Le lendemain jeudi, Abel riait encore de son vœu de la veille. Si le calendrier tardait à faire preuve de
dons magiques, la recherche des vœux se colorait d’un ton des plus facétieux. Il aurait aimé pourtant qu’au moins le premier se soit réalisé. La vision d’un Filou, se cognant encore dans le
chambranle de la porte de la chambre à coucher le remplissait de compassion et de chagrin. Le petit fox, certes, peu à peu prenait ses repères, mais sans l’aide d’Abel, il lui arrivait de se
diriger dans une mauvaise direction, de buter contre le pied d’une table, de se heurter le museau aux innombrables pièges de la demeure. Abel choisit parmi les jouets une balle en caoutchouc
et l’agita devant la tête de l’animal.
« Allez filou, allez… va chercher! ».
Il lança mollement le jouet qui roula à quelques mètres d’eux.

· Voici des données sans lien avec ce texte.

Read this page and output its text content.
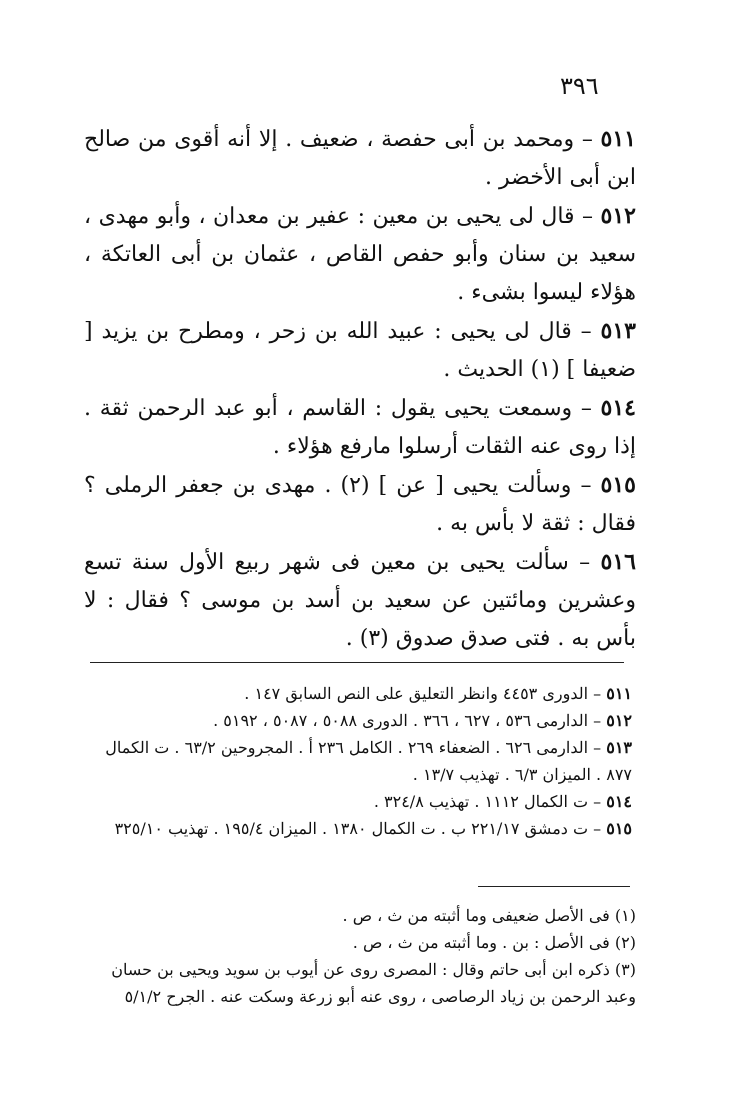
٣٩٦

٥١١ – ومحمد بن أبى حفصة ، ضعيف . إلا أنه أقوى من صالح ابن أبى الأخضر .

٥١٢ – قال لى يحيى بن معين : عفير بن معدان ، وأبو مهدى ، سعيد بن سنان وأبو حفص القاص ، عثمان بن أبى العاتكة ، هؤلاء ليسوا بشىء .

٥١٣ – قال لى يحيى : عبيد الله بن زحر ، ومطرح بن يزيد [ ضعيفا ] (١) الحديث .

٥١٤ – وسمعت يحيى يقول : القاسم ، أبو عبد الرحمن ثقة . إذا روى عنه الثقات أرسلوا مارفع هؤلاء .

٥١٥ – وسألت يحيى [ عن ] (٢) . مهدى بن جعفر الرملى ؟ فقال : ثقة لا بأس به .

٥١٦ – سألت يحيى بن معين فى شهر ربيع الأول سنة تسع وعشرين ومائتين عن سعيد بن أسد بن موسى ؟ فقال : لا بأس به . فتى صدق صدوق (٣) .

٥١١ – الدورى ٤٤٥٣ وانظر التعليق على النص السابق ١٤٧ .

٥١٢ – الدارمى ٥٣٦ ، ٦٢٧ ، ٣٦٦ . الدورى ٥٠٨٨ ، ٥٠٨٧ ، ٥١٩٢ .

٥١٣ – الدارمى ٦٢٦ . الضعفاء ٢٦٩ . الكامل ٢٣٦ أ . المجروحين ٦٣/٢ . ت الكمال ٨٧٧ . الميزان ٦/٣ . تهذيب ١٣/٧ .

٥١٤ – ت الكمال ١١١٢ . تهذيب ٣٢٤/٨ .

٥١٥ – ت دمشق ٢٢١/١٧ ب . ت الكمال ١٣٨٠ . الميزان ١٩٥/٤ . تهذيب ٣٢٥/١٠

(١) فى الأصل ضعيفى وما أثبته من ث ، ص .

(٢) فى الأصل : بن . وما أثبته من ث ، ص .

(٣) ذكره ابن أبى حاتم وقال : المصرى روى عن أيوب بن سويد ويحيى بن حسان وعبد الرحمن بن زياد الرصاصى ، روى عنه أبو زرعة وسكت عنه . الجرح ٥/١/٢
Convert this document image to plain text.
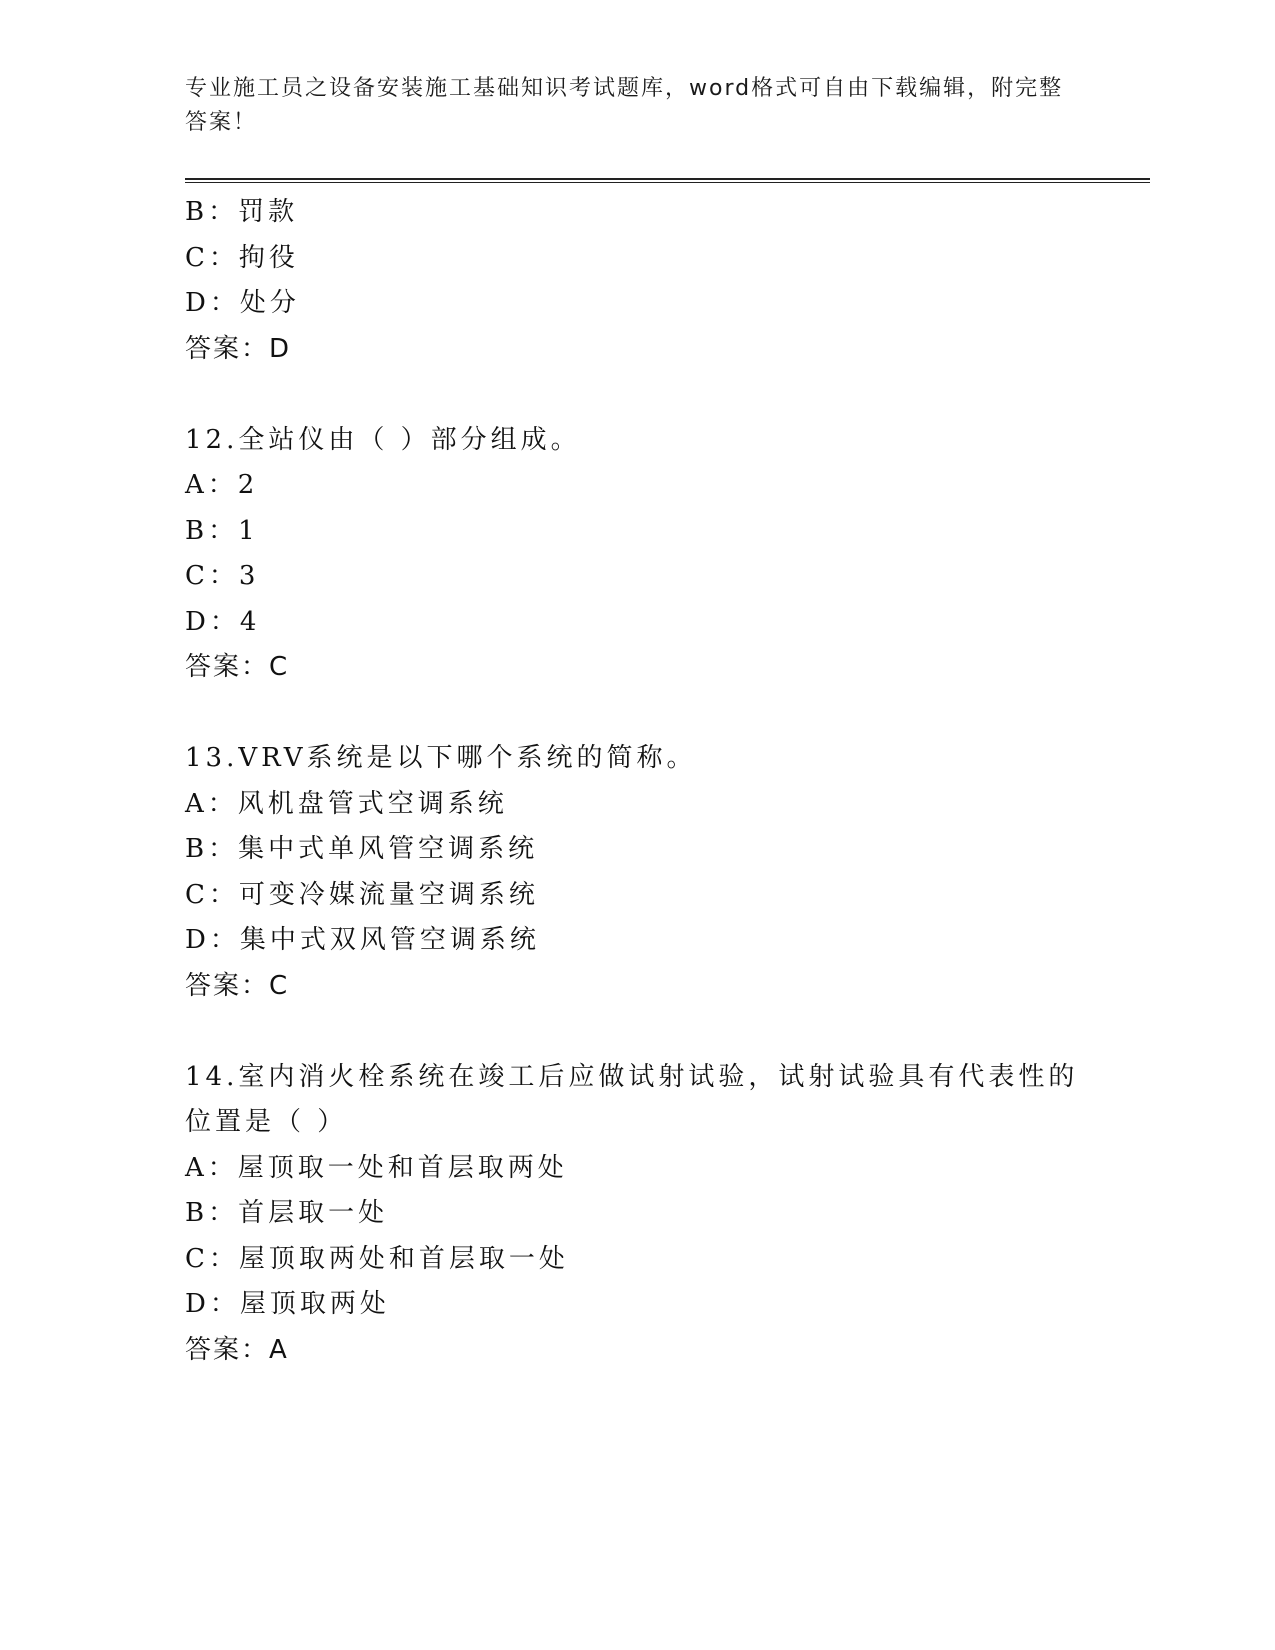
专业施工员之设备安装施工基础知识考试题库，word格式可自由下载编辑，附完整答案！
B：罚款
C：拘役
D：处分
答案：D
12.全站仪由（ ）部分组成。
A：2
B：1
C：3
D：4
答案：C
13.VRV系统是以下哪个系统的简称。
A：风机盘管式空调系统
B：集中式单风管空调系统
C：可变冷媒流量空调系统
D：集中式双风管空调系统
答案：C
14.室内消火栓系统在竣工后应做试射试验，试射试验具有代表性的位置是（ ）
A：屋顶取一处和首层取两处
B：首层取一处
C：屋顶取两处和首层取一处
D：屋顶取两处
答案：A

Filou pencha la tête de côté, attentif à l’ordre d’Abel,
mais resta figé sur son arrière-train, indifférent ou inconscient du manège. Abel réitéra à trois reprises l’expérience sans obtenir de meilleur résultat. En revanche, le chien, à chaque
lancer agitait avec frénésie la queue montrant un intense plaisir à entendre la voix de son nouveau maître. Un long soupir désenchanté d’Abel conclut l’exercice matinal.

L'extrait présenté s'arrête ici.